Abgesehen von kaputten Modellen nein.
Plätschern lassen kann man es mit einem custom Loop, eine Aio ist aber by Design darauf ausgelegt, nicht plätschern zu können.


----------



## Faxe007 (21. April 2020)

Du willst wohl eher ein Aquarium? 

Normalerweise versuchst du wenig Luft im Kreisluaf zu haben, weil sich Biozide im Kühlmittel mit dem Luftsauerstoff verbrauchen. Um zu blubbern würde normalerweise Frischluft zugeblasen (die dann das Wasser verdreckt) also macht keinen Sinn.

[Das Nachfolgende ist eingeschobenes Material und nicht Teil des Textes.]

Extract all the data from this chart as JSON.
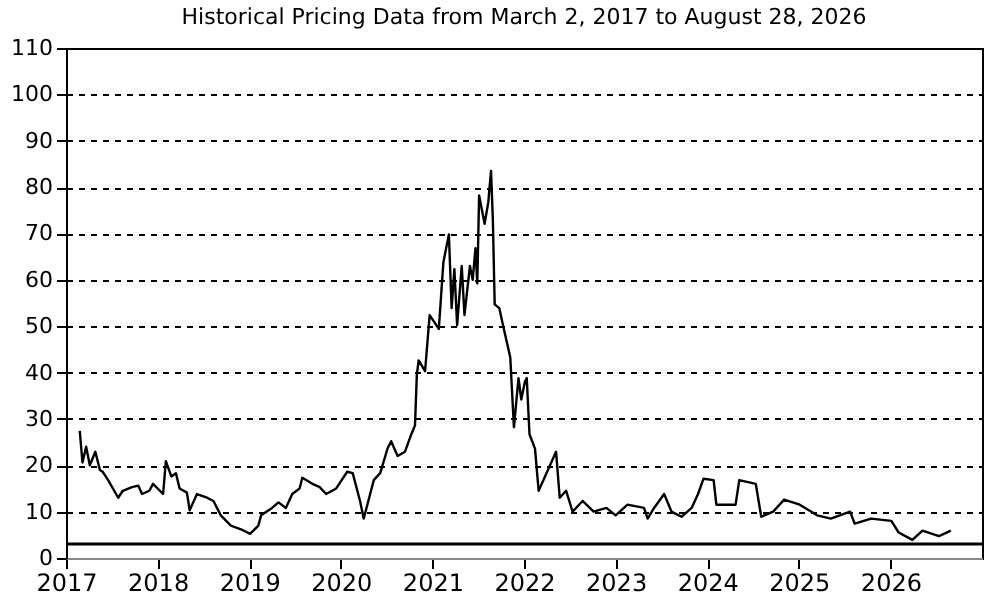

Ansonsten könntest du vielleicht etwas lavalampenartiges bauen - aber dann vergiss bitte nicht Fotos hier reinzustellen


----------



## FortN1tGaMeR (21. April 2020)

Ich weiß nicht ob ich was basteln kann, bin noch neu deswegen wollte ich erstmal aine AiO. Ihr meint die haltbarkeit ist dann eingeschränkt wegen dem Sauerstoff,


----------



## Sinusspass (21. April 2020)

Viel wichtiger ist die Tatsache, dass eine Pumpe Wasser und keine Luft pumpt. 
Sobald nennenswert Luft im Kreislauf ist, dass es plätschern kann, passiert diese auch die Pumpe. Das mag eine Weile gut gehen, aber irgendwann ist die Blase zu groß und die Pumpe schafft es nicht, die Luft weiter zu befördern ->wie gesagt, kaputt.
Damit irgendetwas plätschern kann, musst du eine Umgebung haben, wo Luftblasen kein Problem darstellen. 
Möglichkeiten dazu gibt es durchaus. 
1. Ein Agb mit Wasserfalleffekt und sehr viel Durchfluss.
2. Ein großer Agb mit Drucklufteinlass (letzteres wird wohl etwas schwer zu betreiben sein)
3. Ein selbst gebastelter Springbrunnen, wobei ich sowas nicht offen in den Pc stellen würde. Mit Verkleidung wäre man wieder bei Punkt 1.

Die Idee von Faxe007 hört sich interessant an...
aber ist wohl hier nicht das Ziel.


----------



## Patrick_87 (21. April 2020)

Eine aio mit blubber Effekt gibt es nicht. Wie auch?  Ein AGB ist schließlich nicht vorhanden..
Blubbern kann es nur wenn sich im Kreislauf luft  befindet , dadurch aber sinkt die kühlleistung und deine Pumpe wird es dir auf Dauer auch danken 

Für eine custom wakü gibt es AGB's die ein Steigröhrchen haben,  wodurch das Wasser seitlich wie ein kleiner Springbrunnen in den AGB gespritzt wird.
Manche finden es optisch schön , blubbern tut das aber auch nicht.
Vielleicht ein leises spritz Geräusch,  mehr aber auch nicht.
Abgesehen davon fängt die Flüssigkeit so oft an zu schäumen und dadurch gerät wiederum Luft in den Kreislauf.
Bei einer aio wirst du es sowieso vergessen können , aber selbst bei einer custom wüsste ich nicht wie man das umsetzen könnte.
Du müsstes halt irgendwie Luft kurz vor dem AGB in den Kreislauf Schleusen damit sie dann über ein Steigröhrchen im AGB nach oben blubbert.
Frage ist nur woher soll die Luft kommen? Außerdem müsste so der AGB geöffnet bleiben damit die Luft entweichen kann.
Und sollte sie natürlich nicht durch die Pumpe eingesaugt werden..

Wieso überhaupt den Wunsch das es blubbert?
Wasserkühlung ist doch gerade so schön weil man dadurch ein lautloses System bekommt. Blubbern würde einem doch ganz sicher schon nach kurzer Zeit auf die nerven gehen.


----------